Today looks to be a watershed moment for the future of the B.C. NDP, as its provincial council determines whether to follow a recommendation to disqualify Anjali Appadurai from its leadership race - and in the process effective disenfranchise the entire membership in favour of a coronation.
But it's worth noting that the issue isn't an entirely new one. And the recommendation in the B.C. campaign seems to be applying drastically different standards and results than what Saskatchewan experienced in relatively recent memory.
By way of background, in the 2009 Saskatchewan NDP leadership campaign, a volunteer on behalf of Dwain Lingenfelter's campaign submitted and paid for 1100 membership applications in the names of members of two Saskatchewan First Nations without their knowledge or consent. (The volunteer would end up pleading guilty to the criminal charge of attempting to utter forged documents.)
Lingenfelter's campaign manager had approved of payment for the memberships - without knowing they were being submitted without the putative members' knowledge, but also without following up to determine whether there was any financial need to justify the mass payment of membership fees. And when the mass signups without consent were discovered, both the campaign and the party had to determine how to respond.

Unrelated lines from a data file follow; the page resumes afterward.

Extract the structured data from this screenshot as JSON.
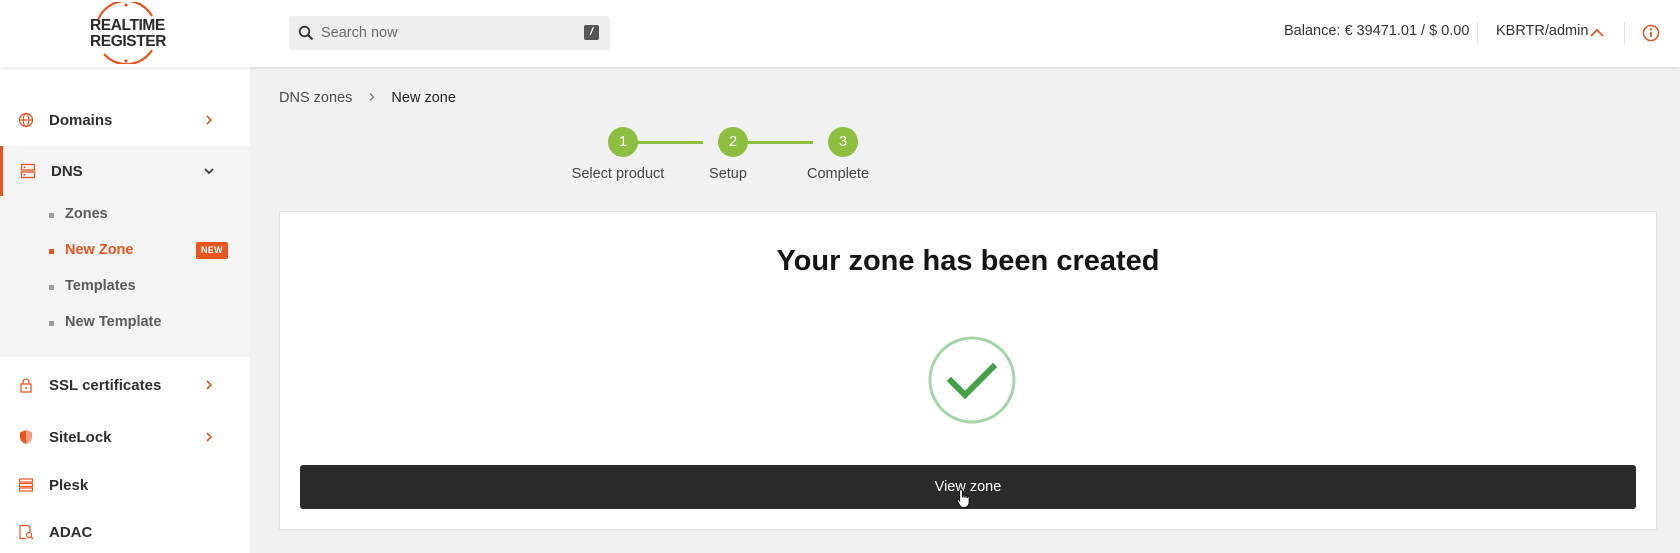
{
  "header": {
    "logo_line1": "REALTIME",
    "logo_line2": "REGISTER",
    "search_placeholder": "Search now",
    "search_shortcut": "/",
    "balance": "Balance: € 39471.01 / $ 0.00",
    "account": "KBRTR/admin"
  },
  "sidebar": {
    "items": [
      {
        "label": "Domains",
        "icon": "globe-icon"
      },
      {
        "label": "DNS",
        "icon": "server-icon"
      },
      {
        "label": "SSL certificates",
        "icon": "lock-icon"
      },
      {
        "label": "SiteLock",
        "icon": "shield-icon"
      },
      {
        "label": "Plesk",
        "icon": "stack-icon"
      },
      {
        "label": "ADAC",
        "icon": "document-search-icon"
      }
    ],
    "dns_submenu": [
      {
        "label": "Zones"
      },
      {
        "label": "New Zone",
        "badge": "NEW"
      },
      {
        "label": "Templates"
      },
      {
        "label": "New Template"
      }
    ]
  },
  "breadcrumb": {
    "parent": "DNS zones",
    "current": "New zone"
  },
  "stepper": {
    "steps": [
      {
        "number": "1",
        "label": "Select product"
      },
      {
        "number": "2",
        "label": "Setup"
      },
      {
        "number": "3",
        "label": "Complete"
      }
    ]
  },
  "main": {
    "title": "Your zone has been created",
    "button_label": "View zone"
  },
  "colors": {
    "accent": "#e8551e",
    "step_green": "#8cbf3f",
    "success_green": "#43a047",
    "success_ring": "#a5d6a7",
    "button_dark": "#2a2a2a"
  }
}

For Lingenfelter's part, he treated the matter as being one of an "overexuberant volunteer", while not imposing public consequences on the campaign manager or anybody else.
The Saskatchewan NDP's response was to cancel the memberships that had been falsely submitted, and to commission an investigative report into how the problem arose and how to prevent it from happening again. And while there were some calls for Lingenfelter to withdraw from the race voluntarily, I don't recall any serious possibility that he would be disqualified, either for the initial violation or for his reaction. (Indeed, my view at the time was that it was best for him to remain in the race and let members decide how his handling of the issue weighed in evaluating his suitability as a leader.)
Comparing that situation to the one now facing the B.C. NDP, there looks to be little reason why a more severe penalty would result in Appadurai's case. Any issue about the validity of new memberships would result solely from potential regulatory non-compliance in reaching people who wanted to become members, not outright forgery to bring people in unwittingly. The investigation was able to contact questioned members at a level of detail which allowed for the flagging of specific memberships based on existing membership in another party (if one presumes that should itself result in cancellation). And there isn't an obvious difference in Appadurai's response as compared to Lingenfelter's: both acknowledged some wrongdoing, while minimizing how it would be characterized and declining to punish members of their own campaign for less-than-perfect oversight.
That leaves a strong perception that the difference in treatment arises largely from the question of deviation from expectations. Lingenfelter was the heavy favourite entering the campaign, meaning that his disqualification might have been seen as producing an unexpected result. And conversely, Appadurai's campaign is under particular scrutiny due to the perception that she might well have signed up enough members to change the previously-anticipated outcome.
Hopefully it goes without saying that campaign rules shouldn't be made and applied with the goal of channeling the results toward predetermined outcomes. And if the B.C. NDP decides it would rather deny members any vote than find a mechanism to cancel only questionable memberships, that figures to have far-reaching effects within the party and beyond as to whether people see democratic change as a meaningful possibility.